By Evan J. Andrews, Senior Research Fellow, TBTI
Memorial University of Newfoundland, Canada

On October 26th, in Ottawa, I had the privilege of attending the Oceana Canada’s Science Symposium, “Rebuilding Abundance: Priorities for a Resilient Ocean.” This was the second Oceana Canada Symposium, and my first time attending. I I listened and interacted with leaders from Indigenous nations, academia, government, and industry about the challenges and opportunities for rebuilding as well as their priorities for a resilient ocean. I am grateful for the Ocean Frontier Institute Module I for the financial support to attend the symposium.  

The symposium honed in on a vision that “[a]n Abundant Ocean is Possible. Rebuilding Fish Populations can be our Legacy”. Speakers discussed a range of challenges for rebuilding, including effective consideration of climate change and fishing pressure, and the need to better understand complex ecosystem dynamics as well as the social, cultural, physical and institutional factors that shape rebuilding. Important governance considerations were discussed like advancing Indigenous rights and knowledge systems in the context of rebuilding, the importance of data and monitoring for strong decision-making, and the need for diverse, decentralized, and networked approaches to governance to coordinate rebuilding efforts, including the promotion of community-based fisheries networks and coordination within the fishing industry. The speakers highlighted a broad definition of rebuilding problem, and challenged simple narratives about how to advance rebuilding, and who benefits from rebuilt fish stocks.
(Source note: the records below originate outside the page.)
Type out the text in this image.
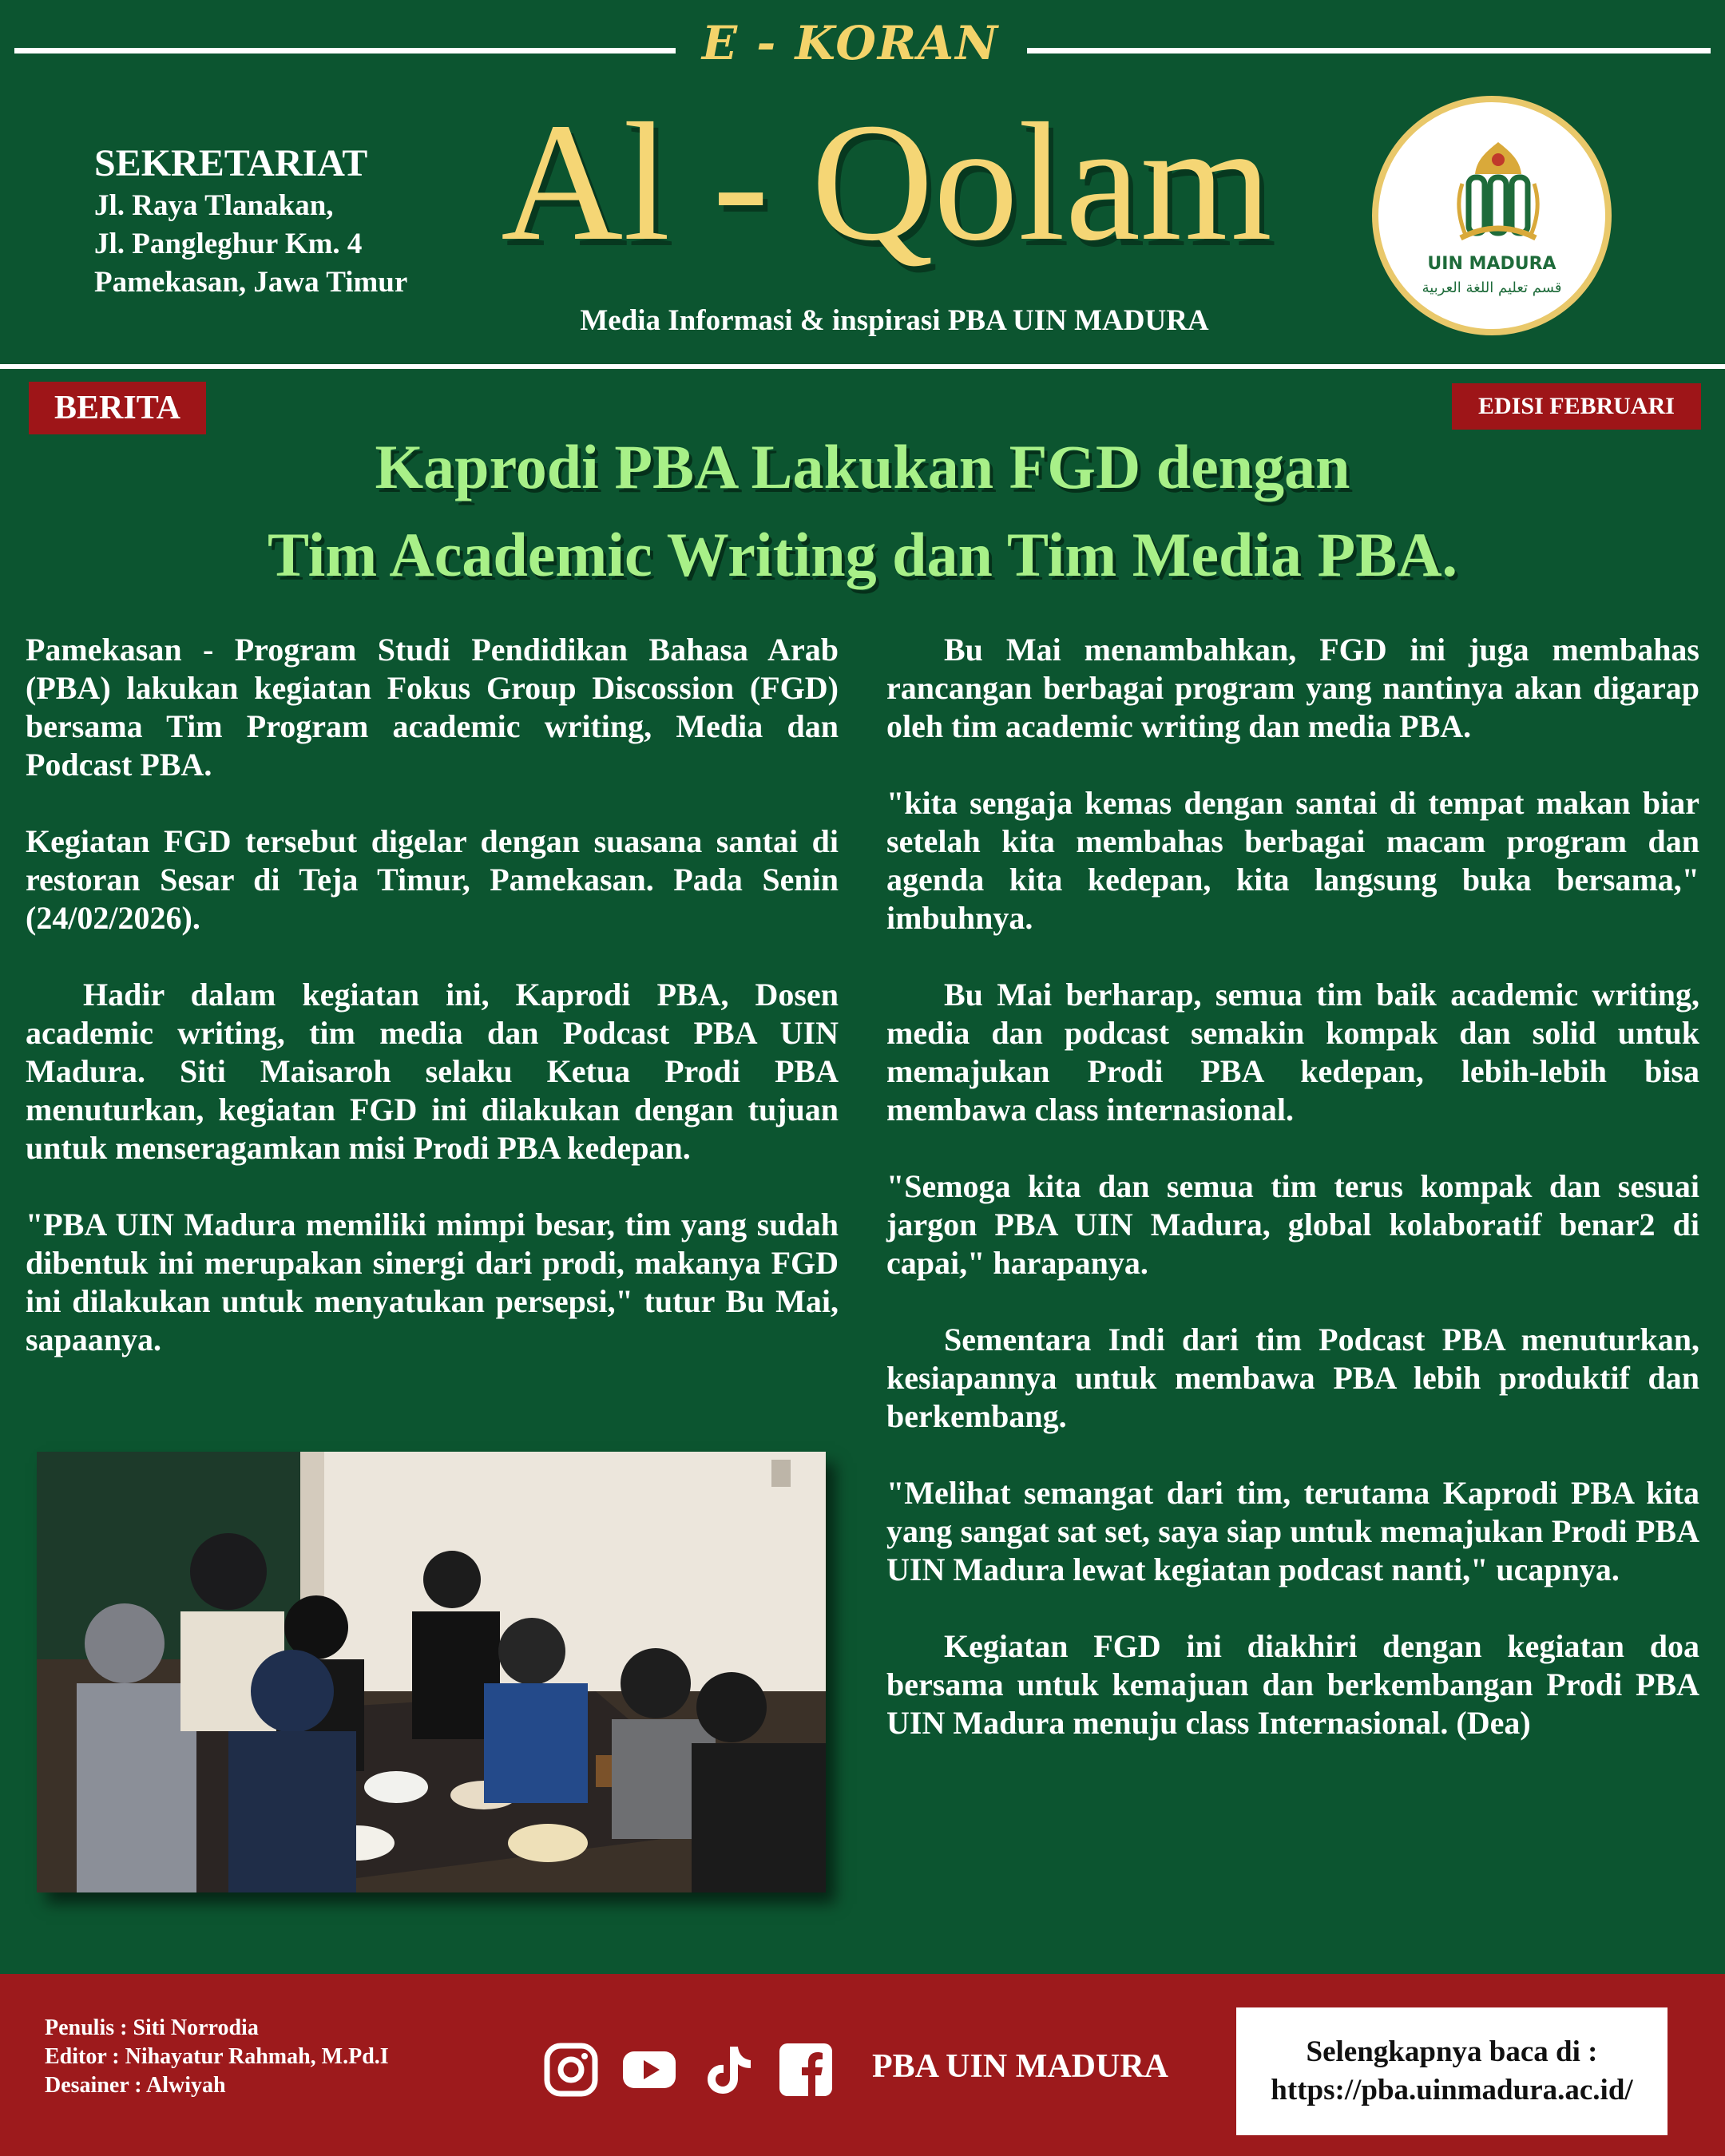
E - KORAN
SEKRETARIAT
Jl. Raya Tlanakan,
Jl. Pangleghur Km. 4
Pamekasan, Jawa Timur
Al - Qolam
Media Informasi & inspirasi PBA UIN MADURA
UIN MADURA
قسم تعليم اللغة العربية
BERITA	EDISI FEBRUARI
Kaprodi PBA Lakukan FGD dengan
Tim Academic Writing dan Tim Media PBA.

Pamekasan - Program Studi Pendidikan Bahasa Arab (PBA) lakukan kegiatan Fokus Group Discossion (FGD) bersama Tim Program academic writing, Media dan Podcast PBA.

Kegiatan FGD tersebut digelar dengan suasana santai di restoran Sesar di Teja Timur, Pamekasan. Pada Senin (24/02/2026).

Hadir dalam kegiatan ini, Kaprodi PBA, Dosen academic writing, tim media dan Podcast PBA UIN Madura. Siti Maisaroh selaku Ketua Prodi PBA menuturkan, kegiatan FGD ini dilakukan dengan tujuan untuk menseragamkan misi Prodi PBA kedepan.

"PBA UIN Madura memiliki mimpi besar, tim yang sudah dibentuk ini merupakan sinergi dari prodi, makanya FGD ini dilakukan untuk menyatukan persepsi," tutur Bu Mai, sapaanya.

Bu Mai menambahkan, FGD ini juga membahas rancangan berbagai program yang nantinya akan digarap oleh tim academic writing dan media PBA.

"kita sengaja kemas dengan santai di tempat makan biar setelah kita membahas berbagai macam program dan agenda kita kedepan, kita langsung buka bersama," imbuhnya.

Bu Mai berharap, semua tim baik academic writing, media dan podcast semakin kompak dan solid untuk memajukan Prodi PBA kedepan, lebih-lebih bisa membawa class internasional.

"Semoga kita dan semua tim terus kompak dan sesuai jargon PBA UIN Madura, global kolaboratif benar2 di capai," harapanya.

Sementara Indi dari tim Podcast PBA menuturkan, kesiapannya untuk membawa PBA lebih produktif dan berkembang.

"Melihat semangat dari tim, terutama Kaprodi PBA kita yang sangat sat set, saya siap untuk memajukan Prodi PBA UIN Madura lewat kegiatan podcast nanti," ucapnya.

Kegiatan FGD ini diakhiri dengan kegiatan doa bersama untuk kemajuan dan berkembangan Prodi PBA UIN Madura menuju class Internasional. (Dea)

Penulis : Siti Norrodia
Editor : Nihayatur Rahmah, M.Pd.I
Desainer : Alwiyah
PBA UIN MADURA	Selengkapnya baca di :
https://pba.uinmadura.ac.id/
I was keen to see that the long-term future for Canada’s oceans and marine life was top of mind in framing solutions for rebuilding. Dr. Rashid Sumaila (University of British Columbia) presented his work on ‘infinity fish,’ highlighting opportunities to think about, and value, a range of benefits from marine ecosystems to sustain ocean and fishery resources for many generations to come. Ken Paul (Wolastoqey First Nation) spoke on the importance of supporting the inherent rights of Indigenous peoples in Canada that are protected by treaties and the constitution in collective journey to stronger marine protection. Dr. Barbara Neis highlighted visions for sustaining diversity in the fishing sector and called on attendees to think non-ecological factors shaping resilience through the lens of social, cultural, physical and institutional infrastructures. I was thinking about many questions, as speakers and attendees discussed their diverse visions and strategies to advance rebuilding. For example, what approaches and mechanisms exist for rightsholders and stakeholders to collaborate when they may hold different images of rebuilding, different rights and responsibilities to rebuild, and hopes for rebuild stocks? How can rebuilding account for Indigenous rights, other rules of access for small-scale fisheries? How can rebuilding support communities in the short term? How can rebuilding address issues of equity and Blue Justice?
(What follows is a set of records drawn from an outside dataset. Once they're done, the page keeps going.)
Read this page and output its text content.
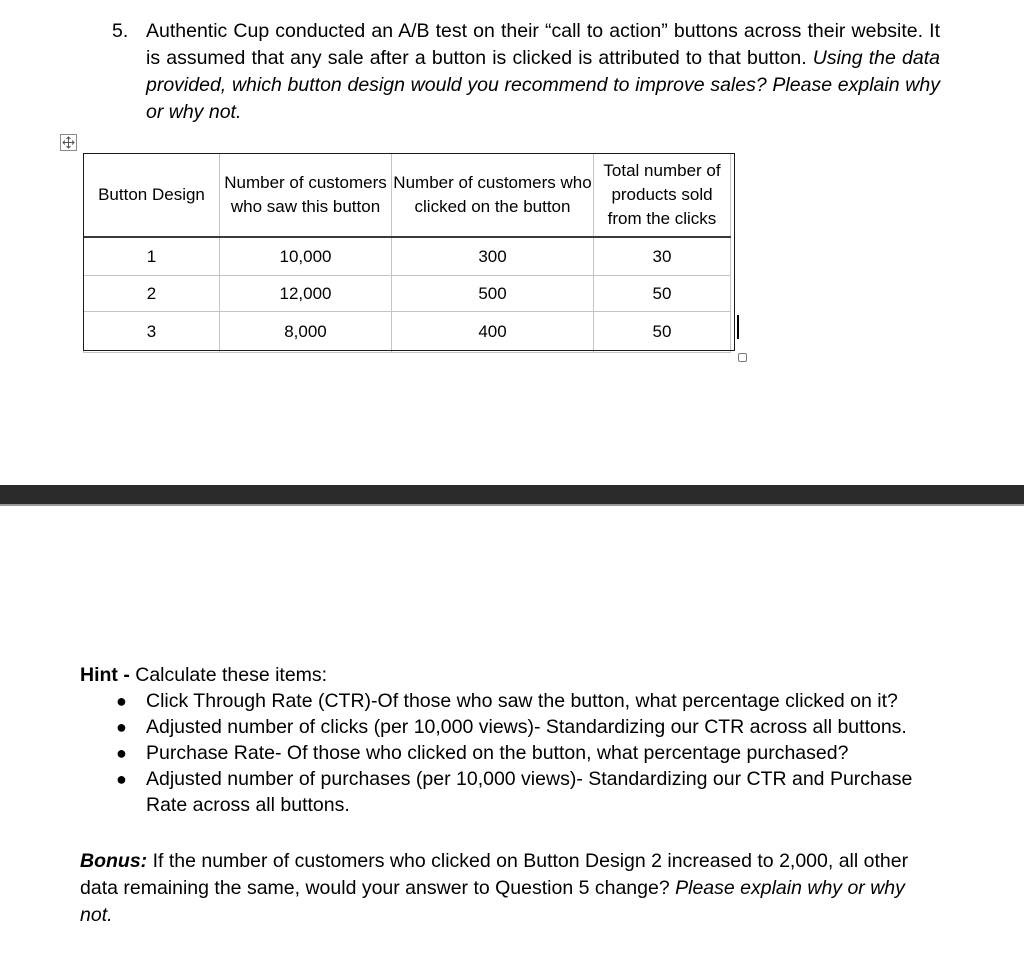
5. Authentic Cup conducted an A/B test on their “call to action” buttons across their website. It is assumed that any sale after a button is clicked is attributed to that button. Using the data provided, which button design would you recommend to improve sales? Please explain why or why not.
Button Design	Number of customers who saw this button	Number of customers who clicked on the button	Total number of products sold from the clicks
1	10,000	300	30
2	12,000	500	50
3	8,000	400	50
Hint - Calculate these items:
● Click Through Rate (CTR)-Of those who saw the button, what percentage clicked on it?
● Adjusted number of clicks (per 10,000 views)- Standardizing our CTR across all buttons.
● Purchase Rate- Of those who clicked on the button, what percentage purchased?
● Adjusted number of purchases (per 10,000 views)- Standardizing our CTR and Purchase Rate across all buttons.
Bonus: If the number of customers who clicked on Button Design 2 increased to 2,000, all other data remaining the same, would your answer to Question 5 change? Please explain why or why not.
By the end of the symposium, I was thinking about small-scale fisheries. Jim McIsaac (Canadian Independent Fish Harvesters Federation), in particular, reminded everyone that independent fish harvesters are key to manifesting benefits from rebuilding into coastal communities. Although the presence of fishing industry representatives, social scientists, and Indigenous representatives helped steer rebuilding conversations to advance rebuilding, the contribution of small-scale fisheries towards rebuilding and long-term solutions remains undermined. More work is required to explore the roles that Canadian small-scale fisheries can play in advancing rebuilding, including short- and long-term prospects for an abundant ocean.

Evan J. Andrews is a Senior Research Fellow with Too Big to Ignore: A Global Partnership for Small-Scale Fisheries Research, and a Postdoctoral Fellow in the Ocean Frontier Institute. He is based in the Department of Geography at Memorial University of Newfoundland. In 2020, Evan earned a Ph.D. from the School of Environment, Resources and Sustainability at the University of Waterloo. His research interests bring together values, human behaviour, human dignity, and environmental change into action spaces such as policy and governance. To put knowledge into action, Evan leads and contributes to collaborations for coastal and marine sustainability, including with government, non-governmental organizations, coastal communities, and universities both in Canada and around the world. He is the Vice President of the Society of Policy Scientists, an integrative research and practice network seeking to integrate knowledge to solve policy problems in service of human dignity for the future. As well, he is now leading a new research network, Small-Scale Fisheries in Canada (SSF-Can). SSF-Can brings together 75 diverse collaborators in future-facing knowledge synthesis activities, including an upcoming eBook, Thinking BIG about Small-Scale Fisheries in Canada.